So I don’t think Braden Holtby is going to win the Vezina for the league’s best goalie. He probably won’t join Brodeur and Hasek and Roy in the pantheon of back-to-back winners, which is a bummer, but Sergei Bobrovsky has had an excellent season making the Columbus Blue Jackets look better than mediocre, which is what they are. Bob deserves it.
That’s okay. We will just find other things to appreciate about Holtby — like his inhuman consistency.
First, the case for Bob over Braden. I’ll start by saying it’s close. They’ve had similar workloads.
Bobrovsky has been slightly better during 5-on-5 but has really distinguished himself with his 90.5 save percentage during the penalty kill, when Columbus has been pretty bad (bottom five in expected goals against). Meanwhile, Holtby has struggled while a man down, getting a weak 84.0 behind the league’s highest opponent shot rate during the PK.

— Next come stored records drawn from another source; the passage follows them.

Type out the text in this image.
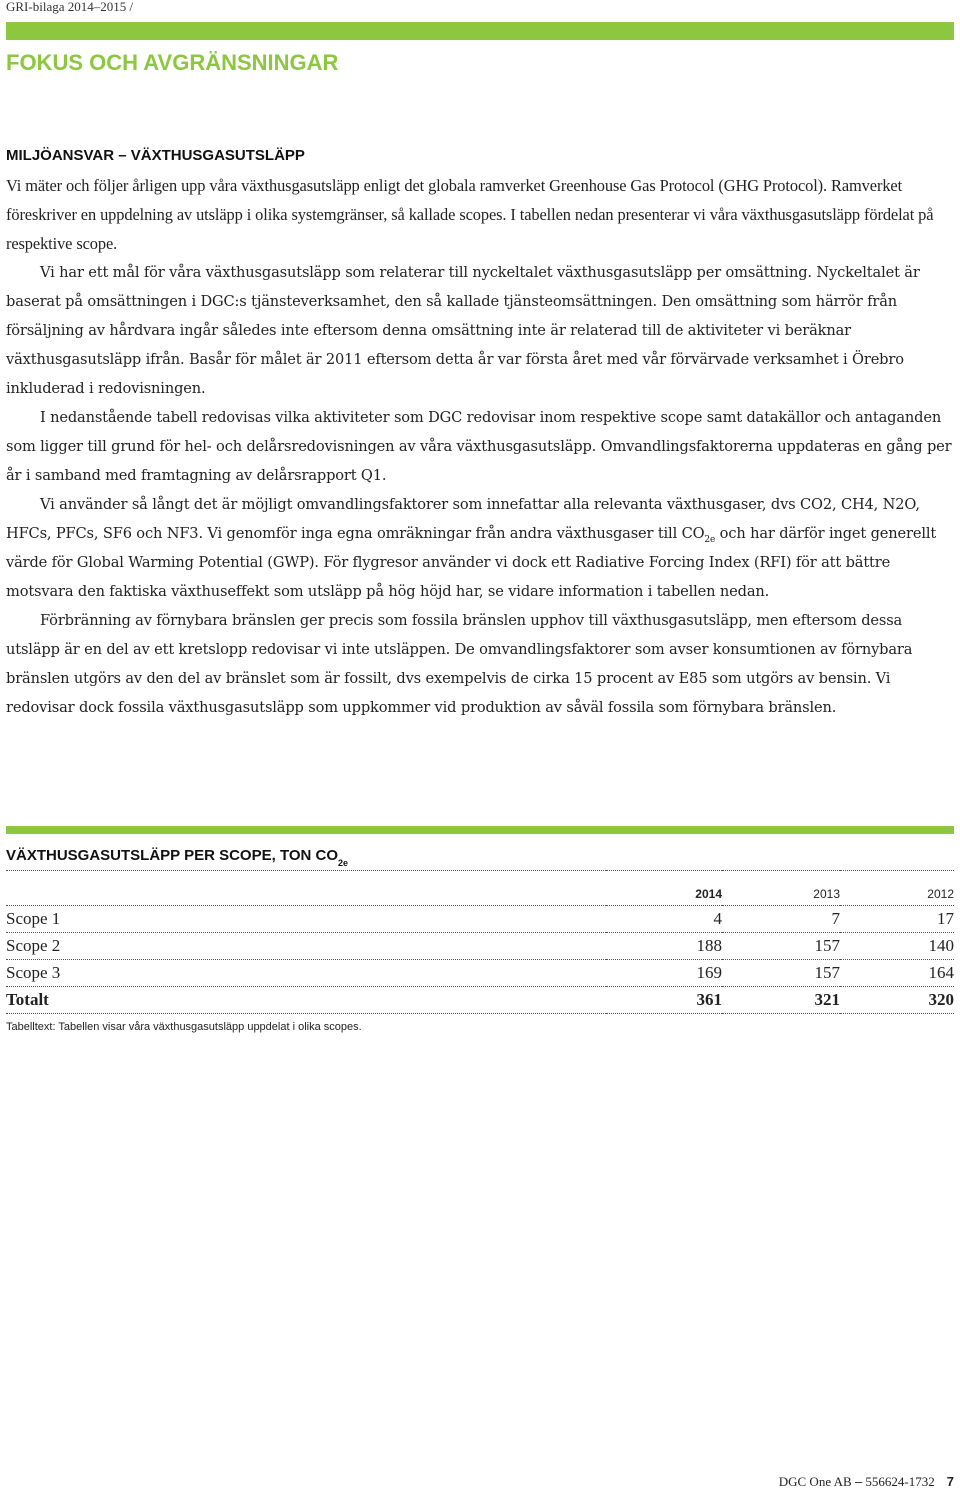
GRI-bilaga 2014–2015 /
FOKUS OCH AVGRÄNSNINGAR
MILJÖANSVAR – VÄXTHUSGASUTSLÄPP

Vi mäter och följer årligen upp våra växthusgasutsläpp enligt det globala ramverket Greenhouse Gas Protocol (GHG Protocol). Ramverket föreskriver en uppdelning av utsläpp i olika systemgränser, så kallade scopes. I tabellen nedan presenterar vi våra växthusgasutsläpp fördelat på respektive scope.

Vi har ett mål för våra växthusgasutsläpp som relaterar till nyckeltalet växthusgasutsläpp per omsättning. Nyckeltalet är baserat på omsättningen i DGC:s tjänsteverksamhet, den så kallade tjänsteomsättningen. Den omsättning som härrör från försäljning av hårdvara ingår således inte eftersom denna omsättning inte är relaterad till de aktiviteter vi beräknar växthusgasutsläpp ifrån. Basår för målet är 2011 eftersom detta år var första året med vår förvärvade verksamhet i Örebro inkluderad i redovisningen.

I nedanstående tabell redovisas vilka aktiviteter som DGC redovisar inom respektive scope samt datakällor och antaganden som ligger till grund för hel- och delårsredovisningen av våra växthusgasutsläpp. Omvandlingsfaktorerna uppdateras en gång per år i samband med framtagning av delårsrapport Q1.

Vi använder så långt det är möjligt omvandlingsfaktorer som innefattar alla relevanta växthusgaser, dvs CO2, CH4, N2O, HFCs, PFCs, SF6 och NF3. Vi genomför inga egna omräkningar från andra växthusgaser till $CO_{2e}$ och har därför inget generellt värde för Global Warming Potential (GWP). För flygresor använder vi dock ett Radiative Forcing Index (RFI) för att bättre motsvara den faktiska växthuseffekt som utsläpp på hög höjd har, se vidare information i tabellen nedan.

Förbränning av förnybara bränslen ger precis som fossila bränslen upphov till växthusgasutsläpp, men eftersom dessa utsläpp är en del av ett kretslopp redovisar vi inte utsläppen. De omvandlingsfaktorer som avser konsumtionen av förnybara bränslen utgörs av den del av bränslet som är fossilt, dvs exempelvis de cirka 15 procent av E85 som utgörs av bensin. Vi redovisar dock fossila växthusgasutsläpp som uppkommer vid produktion av såväl fossila som förnybara bränslen.

VÄXTHUSGASUTSLÄPP PER SCOPE, TON $CO_{2e}$
	2014	2013	2012
Scope 1	4	7	17
Scope 2	188	157	140
Scope 3	169	157	164
Totalt	361	321	320

Tabelltext: Tabellen visar våra växthusgasutsläpp uppdelat i olika scopes.

DGC One AB – 556624-1732 7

That’s been the main discriminator and the reason why Bob is the Vezina favorite whether you go by basic numbers like save percentage and wins or by quality-based metrics, like DTMAboutHeart’s expected save percentage and expected goals saved.
So, again, I’m fine with it. Some weak penalty killing has quashed Holtby’s claim, and that’s okay. But in breaking down Holtby’s performance by game state, I was blown away by something.

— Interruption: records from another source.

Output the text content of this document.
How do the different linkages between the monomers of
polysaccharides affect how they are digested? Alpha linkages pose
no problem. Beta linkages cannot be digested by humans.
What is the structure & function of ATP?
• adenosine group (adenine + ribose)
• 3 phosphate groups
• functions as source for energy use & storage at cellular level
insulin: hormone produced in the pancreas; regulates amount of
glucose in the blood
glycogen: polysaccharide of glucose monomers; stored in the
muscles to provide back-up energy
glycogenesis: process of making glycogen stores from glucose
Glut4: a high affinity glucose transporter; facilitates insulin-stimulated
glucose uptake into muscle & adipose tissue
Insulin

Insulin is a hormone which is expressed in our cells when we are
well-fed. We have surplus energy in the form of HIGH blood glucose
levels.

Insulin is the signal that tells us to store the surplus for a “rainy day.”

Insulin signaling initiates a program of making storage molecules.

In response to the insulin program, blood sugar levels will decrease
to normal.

Holtby had a 93.15 save percentage during 5-on-5 in his first season, and he’s stuck right around there ever since. It’s nuts how stable he is.
|Season||Save percentage||Shots faced|
With a low of 92.7 and a high of 93.5 (this season, woo), Holtby has been astonishingly consistent.
Goalies just don’t do that. They’re a streaky bunch, but see how Holtby (in red) compares to goalies who faced at least 500 5-on-5 shots per season.
Everyone else is up and down, but Holtby’s reliable as hell. The only player with a smaller standard deviation in his 5-on-5 save percentage is Calgary’s Karri Ramo (0.1). Holtby is 0.2 but has the added virtue of being good as well as consistent. You have to put 15 shots on Holtby before he’ll give you a goal. Only Carey Price has done better over the whole range, and I’m not sure anyone would bat an eye over the 6 extra goals Holtby gives up every 10,000 shots.
When Holtby won the Vezina in 2015-16, team defense and goal support allowed him to rack up a ton of wins. He hasn’t had those advantages this season and his PK work leaves a bit to be desired, but during even strength Braden Holtby is still the best bet in the National Hockey League.
Headline photo: Amanda Bowen/RMNB
P.S. Consistency is not the same thing as goodness. Holtby’s consistency is good because he is consistently good. If he were good at being consistently bad, that would not be good.